Once polls close at 8 p.m., poll workers begin running ballots through the same electronic counting machines used for absentee voting. The machines themselves — made by Nevada-based ES&S, Montana's only certified provider of voting equipment — are required by law to be publicly tested for accuracy in the weeks leading up to the election. Ballots cast in batches are sent through the machines, with the number of ballots processed being checked and verified again. If a machine cannot process a ballot for some reason, such as the voter filling out too many bubbles for a single race or using a color of ink that the tabulator cannot read, the ballot is marked and sent to a nonpartisan election panel of judges must ensure that the voter's intent is accurately reflected in the evening's final counts.

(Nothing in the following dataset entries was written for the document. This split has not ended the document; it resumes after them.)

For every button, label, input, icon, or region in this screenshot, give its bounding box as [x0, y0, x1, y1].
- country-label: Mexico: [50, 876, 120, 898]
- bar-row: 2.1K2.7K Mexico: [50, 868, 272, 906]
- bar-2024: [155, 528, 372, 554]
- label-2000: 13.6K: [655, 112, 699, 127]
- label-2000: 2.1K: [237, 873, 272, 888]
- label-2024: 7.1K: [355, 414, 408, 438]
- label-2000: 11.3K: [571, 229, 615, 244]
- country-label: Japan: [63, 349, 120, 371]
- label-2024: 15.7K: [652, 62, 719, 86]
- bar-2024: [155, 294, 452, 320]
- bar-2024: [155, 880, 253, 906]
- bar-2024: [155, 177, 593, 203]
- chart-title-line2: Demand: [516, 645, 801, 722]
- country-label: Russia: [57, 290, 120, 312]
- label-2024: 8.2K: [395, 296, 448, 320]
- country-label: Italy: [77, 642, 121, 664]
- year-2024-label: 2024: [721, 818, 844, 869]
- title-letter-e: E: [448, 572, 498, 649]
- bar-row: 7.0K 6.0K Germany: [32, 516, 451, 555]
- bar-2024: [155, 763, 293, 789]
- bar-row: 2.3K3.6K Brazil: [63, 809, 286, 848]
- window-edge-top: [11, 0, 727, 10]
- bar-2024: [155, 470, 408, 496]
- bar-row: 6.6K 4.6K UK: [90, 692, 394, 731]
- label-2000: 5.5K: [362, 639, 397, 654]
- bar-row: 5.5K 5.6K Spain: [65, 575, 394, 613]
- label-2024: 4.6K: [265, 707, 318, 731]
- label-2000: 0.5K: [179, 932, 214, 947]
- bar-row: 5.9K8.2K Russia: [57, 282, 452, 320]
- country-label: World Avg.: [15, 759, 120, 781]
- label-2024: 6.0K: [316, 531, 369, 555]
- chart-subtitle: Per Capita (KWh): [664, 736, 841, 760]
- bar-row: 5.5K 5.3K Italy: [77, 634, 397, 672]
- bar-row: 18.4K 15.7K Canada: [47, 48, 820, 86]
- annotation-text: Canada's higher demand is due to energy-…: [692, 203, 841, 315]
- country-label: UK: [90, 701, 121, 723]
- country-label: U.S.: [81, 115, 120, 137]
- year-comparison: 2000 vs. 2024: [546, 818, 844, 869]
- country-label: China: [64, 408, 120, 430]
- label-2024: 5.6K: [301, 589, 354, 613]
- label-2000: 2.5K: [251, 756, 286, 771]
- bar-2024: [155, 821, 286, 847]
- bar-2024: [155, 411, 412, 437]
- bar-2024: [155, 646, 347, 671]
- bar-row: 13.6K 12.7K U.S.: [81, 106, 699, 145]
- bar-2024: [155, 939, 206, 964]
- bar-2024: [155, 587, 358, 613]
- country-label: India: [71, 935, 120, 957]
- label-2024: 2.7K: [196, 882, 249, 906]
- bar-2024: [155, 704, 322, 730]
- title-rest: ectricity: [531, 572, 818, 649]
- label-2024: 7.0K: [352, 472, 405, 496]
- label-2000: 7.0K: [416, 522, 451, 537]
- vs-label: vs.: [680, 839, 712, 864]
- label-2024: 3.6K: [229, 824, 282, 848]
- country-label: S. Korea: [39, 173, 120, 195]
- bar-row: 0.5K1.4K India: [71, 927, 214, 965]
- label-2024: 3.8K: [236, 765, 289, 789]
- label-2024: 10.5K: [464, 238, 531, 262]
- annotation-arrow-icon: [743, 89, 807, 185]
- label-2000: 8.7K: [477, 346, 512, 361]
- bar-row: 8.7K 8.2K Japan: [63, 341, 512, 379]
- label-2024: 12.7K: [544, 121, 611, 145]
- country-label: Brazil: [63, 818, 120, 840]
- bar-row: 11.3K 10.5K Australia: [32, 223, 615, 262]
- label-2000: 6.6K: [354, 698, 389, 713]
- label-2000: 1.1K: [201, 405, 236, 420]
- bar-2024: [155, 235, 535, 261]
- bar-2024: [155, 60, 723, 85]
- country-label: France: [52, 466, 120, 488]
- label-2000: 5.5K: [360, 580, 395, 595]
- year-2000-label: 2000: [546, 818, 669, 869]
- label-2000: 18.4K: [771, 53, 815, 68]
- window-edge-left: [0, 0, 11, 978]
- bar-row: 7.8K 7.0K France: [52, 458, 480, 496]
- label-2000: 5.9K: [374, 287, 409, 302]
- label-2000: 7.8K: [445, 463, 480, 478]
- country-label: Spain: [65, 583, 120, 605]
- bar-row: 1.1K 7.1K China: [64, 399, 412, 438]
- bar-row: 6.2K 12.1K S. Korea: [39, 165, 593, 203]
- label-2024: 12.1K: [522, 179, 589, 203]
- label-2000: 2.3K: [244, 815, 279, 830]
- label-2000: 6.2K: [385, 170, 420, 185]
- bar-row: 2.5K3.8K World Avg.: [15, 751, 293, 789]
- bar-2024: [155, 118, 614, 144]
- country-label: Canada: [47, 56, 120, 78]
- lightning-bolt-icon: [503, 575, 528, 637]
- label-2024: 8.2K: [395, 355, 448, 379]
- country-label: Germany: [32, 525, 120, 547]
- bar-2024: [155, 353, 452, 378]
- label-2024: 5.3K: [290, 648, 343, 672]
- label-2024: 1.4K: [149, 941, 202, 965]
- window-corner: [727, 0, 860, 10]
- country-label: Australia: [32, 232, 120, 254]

Throughout the night, poll workers retrieve the total number of votes cast from each machine using a special USB stick provided by ES&S and upload them to a secure computer isolated from the Internet. The statewide results are in turn retrieved from this computer and uploaded to the Secretary of State's election system via a separate computer.

A note: Under Montana law, counties cannot release election results until their election offices have been notified that all of the county's voters who were in line at 8 p.m. have cast their ballots. In Montana, residents can register until polls close, so lines can be quite long at certain locations. This may mean that some districts will not release their first results until later in the evening.

Voters will see these results in updates to Montana's online voting dashboard. At the same time, hard copies of local results are being given to poll watchers and journalists at election offices across the state, data that sometimes allows news outlets like the Associated Press to report results faster than they appear on the state's official dashboard.

The Associated Press also makes betting predictions based on current results and historical results. In some cases, these polls are issued before the majority of ballots affecting a race are counted, based on the agency's ability to predict the likely political collapse of a district's voters.

Despite a wave of skepticism among some conservatives in recent years, Montana's ballot-counting process has been regularly described as fair, accurate and secure by state and local officials of all political stripes. State law also has numerous long-established protections, allowing political parties to recruit poll watchers to monitor local election day operations and requiring random post-election audits and precinct surveys to double-check and certify results.

Organizations like the nonprofit Carter Center have also launched independent monitoring initiatives this year to report on the safety and effectiveness of Montana's practices. And for added security, once the Secretary of State declares the results of the 2024 general election, Montana law requires county election officials to seal and lock away every single ballot for at least 22 months so that they are available for reference in any recounts, challenges or appeals .

This story was updated on November 5 to include additional information about when counties can release election results.